Yes, even cheap sushi. This was had for about $10 at a department store market. More on that later. On Tuesday I arrived in Tokyo and I visited Chuo University on Wednesday. This is not a great picture but I did manage to snap a skyline view of Tokyo from one of the tall buildings at Chuo. It certainly does not capture the immenseness of Tokyo.
The interesting thing about Japan is that many of the private railway companies are owned and operated by huge department stores. These are unlike anything in America. Many major train stations in Tokyo (and all over Japan) are a maze of department stores, shops and train entrances. Once you figure that out getting around is not too difficult. Every major department store has a floor for each type of goods they are selling. Generally the bottom one or two floors are dedicated to food, both prepared and fresh produce. There are cases filled with delectable sweet treats and gyoza stands. It is like a huge market with super attentive staff at every station. The sushi you see above was my dinner on Tuesday.

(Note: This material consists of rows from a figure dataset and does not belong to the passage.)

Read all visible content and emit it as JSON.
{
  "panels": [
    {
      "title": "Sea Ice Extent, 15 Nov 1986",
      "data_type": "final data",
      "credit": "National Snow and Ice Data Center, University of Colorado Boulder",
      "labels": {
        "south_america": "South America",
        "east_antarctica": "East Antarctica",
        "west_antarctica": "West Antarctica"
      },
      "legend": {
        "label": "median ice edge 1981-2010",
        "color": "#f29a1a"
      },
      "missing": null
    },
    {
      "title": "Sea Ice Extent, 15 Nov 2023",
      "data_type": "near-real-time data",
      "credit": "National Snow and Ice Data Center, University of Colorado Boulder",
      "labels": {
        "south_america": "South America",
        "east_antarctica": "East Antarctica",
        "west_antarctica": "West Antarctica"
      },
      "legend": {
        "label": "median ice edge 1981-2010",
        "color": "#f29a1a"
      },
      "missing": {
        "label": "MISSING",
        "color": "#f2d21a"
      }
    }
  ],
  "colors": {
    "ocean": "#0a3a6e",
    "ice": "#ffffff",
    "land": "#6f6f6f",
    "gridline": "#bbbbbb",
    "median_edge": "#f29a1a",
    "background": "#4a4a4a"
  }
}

Yes, $10 from the Tobu department store at the Ikebukuro station.
Here is one case filled with fried meats of all kinds. Oh, I wish I had better pictures. I will try to get some better ones when I get to Osaka.
Here are a couple of pictures just outside the Shinjuku train station.
And in Ikebukuro I was tempted by the Colonel.
Instead, for lunch, I treated myself to another local cheap favorite. This is a small fast food shop that has a variety of rice bowls topped with grilled meats. It is an interesting process. You must first buy a meal ticket from the vending machine near the entrance. You can choose a variety of things from their limited menu and you choose by pressing the button for anything within the price range of what you've put into the machine. You sit at a counter, there is only one thin counter at this place, and hand your meal ticket to the server in front of you. Within a minute or two a hot steaming bowl of meat covered rice and a small bowl of miso soup appears. You eat quickly and leave. For less than $4 you can be satisfied. Quick, easy and you don't even need to hassle with trying to order off a menu written in Japanes. Many of these places have a picture of the food next to the buttons on the vending machines.